Только некого согреть.

 

* * *

 

Я попал на великую сходку

Бородатых серьезных людей,

Где стихами тревожили глотку

Дотемна о России моей.

 

Шум стоял, надувались аорты,

И рыдали гитары навзрыд,

Двум поэтам начистили морды

После давеча спетых молитв.

 

Нараспашку, как водится, душу…

Бродит злоба в очах голубых.

Дай дубину — любого порушат,

Но сначала прикончат своих.

 

«За Царя!.. И Россию — для русских…»

Я грустил и смеялся до слез —

На подносах вина и закуски

В зал татарин раскосый принес.

 

Все с обеда не ели ни крошки;

Помолились опять на восток,

Где в еще незамерзшем окошке

Золотой трепетал огонек.

 

* * *

 

В те дни застойные, когда

Союз еще не канул в вечность,

Мы были все же человечней,

Чем в современные лета.

 

Свободе не учили нас —

Травою храмы зарастали,

А все ж мы были христиане

Поболе, нежели сейчас.

 

Свобода — это пустота:

Ее бы чем-нибудь заполнить…

Свободно катимся, как волны,

Ни звезд над нами, ни креста.

 

Горят в минувшее мосты.

А мы в тревоге бесполезной

Опять склоняемся над бездной,

Опять у огненной черты.

 


Александр Сергеевич Ананичев родился в 1970 го­ду в городе Сергиев Посад Московской области. Окончил Институт телевидения и радиовещания, Высшие литературные курсы при Литературном институте им.

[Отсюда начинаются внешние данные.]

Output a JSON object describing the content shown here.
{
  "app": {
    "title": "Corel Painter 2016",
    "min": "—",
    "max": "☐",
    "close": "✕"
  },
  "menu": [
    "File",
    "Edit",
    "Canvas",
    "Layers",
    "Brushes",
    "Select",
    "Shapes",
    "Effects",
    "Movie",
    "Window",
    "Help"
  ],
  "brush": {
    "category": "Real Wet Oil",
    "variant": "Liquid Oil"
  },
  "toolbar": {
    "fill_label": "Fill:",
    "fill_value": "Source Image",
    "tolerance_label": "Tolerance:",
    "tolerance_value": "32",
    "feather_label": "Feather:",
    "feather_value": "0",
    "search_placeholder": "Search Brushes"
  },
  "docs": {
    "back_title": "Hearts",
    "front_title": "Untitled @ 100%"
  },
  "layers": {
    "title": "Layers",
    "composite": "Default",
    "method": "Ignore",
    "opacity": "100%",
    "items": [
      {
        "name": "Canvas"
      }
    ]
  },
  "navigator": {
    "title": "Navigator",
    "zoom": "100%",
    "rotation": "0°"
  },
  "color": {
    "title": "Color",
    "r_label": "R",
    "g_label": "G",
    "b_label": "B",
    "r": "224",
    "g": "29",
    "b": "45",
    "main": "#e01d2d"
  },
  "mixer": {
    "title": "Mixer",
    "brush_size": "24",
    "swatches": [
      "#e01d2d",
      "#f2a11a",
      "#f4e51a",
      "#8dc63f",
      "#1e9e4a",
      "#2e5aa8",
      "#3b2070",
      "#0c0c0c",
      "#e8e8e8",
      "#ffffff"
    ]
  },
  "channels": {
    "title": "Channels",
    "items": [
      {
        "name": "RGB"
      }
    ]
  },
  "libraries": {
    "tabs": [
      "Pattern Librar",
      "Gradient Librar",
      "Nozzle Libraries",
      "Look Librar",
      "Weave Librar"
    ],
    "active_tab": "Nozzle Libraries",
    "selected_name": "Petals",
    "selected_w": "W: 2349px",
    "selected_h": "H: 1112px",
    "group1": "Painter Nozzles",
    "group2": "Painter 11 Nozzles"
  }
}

А.М. Горького. Автор поэтических сборников «Земное в небесном», «Четыре всадника», «Исход», «Теменуга» и других книг. Стихи переводились на польский, болгарский, английский языки. Лауреат ряда литературных премий. Сотрудник Паломнического Центра Троице-Сергиевой Лавры. Секретарь правления Союза писателей России.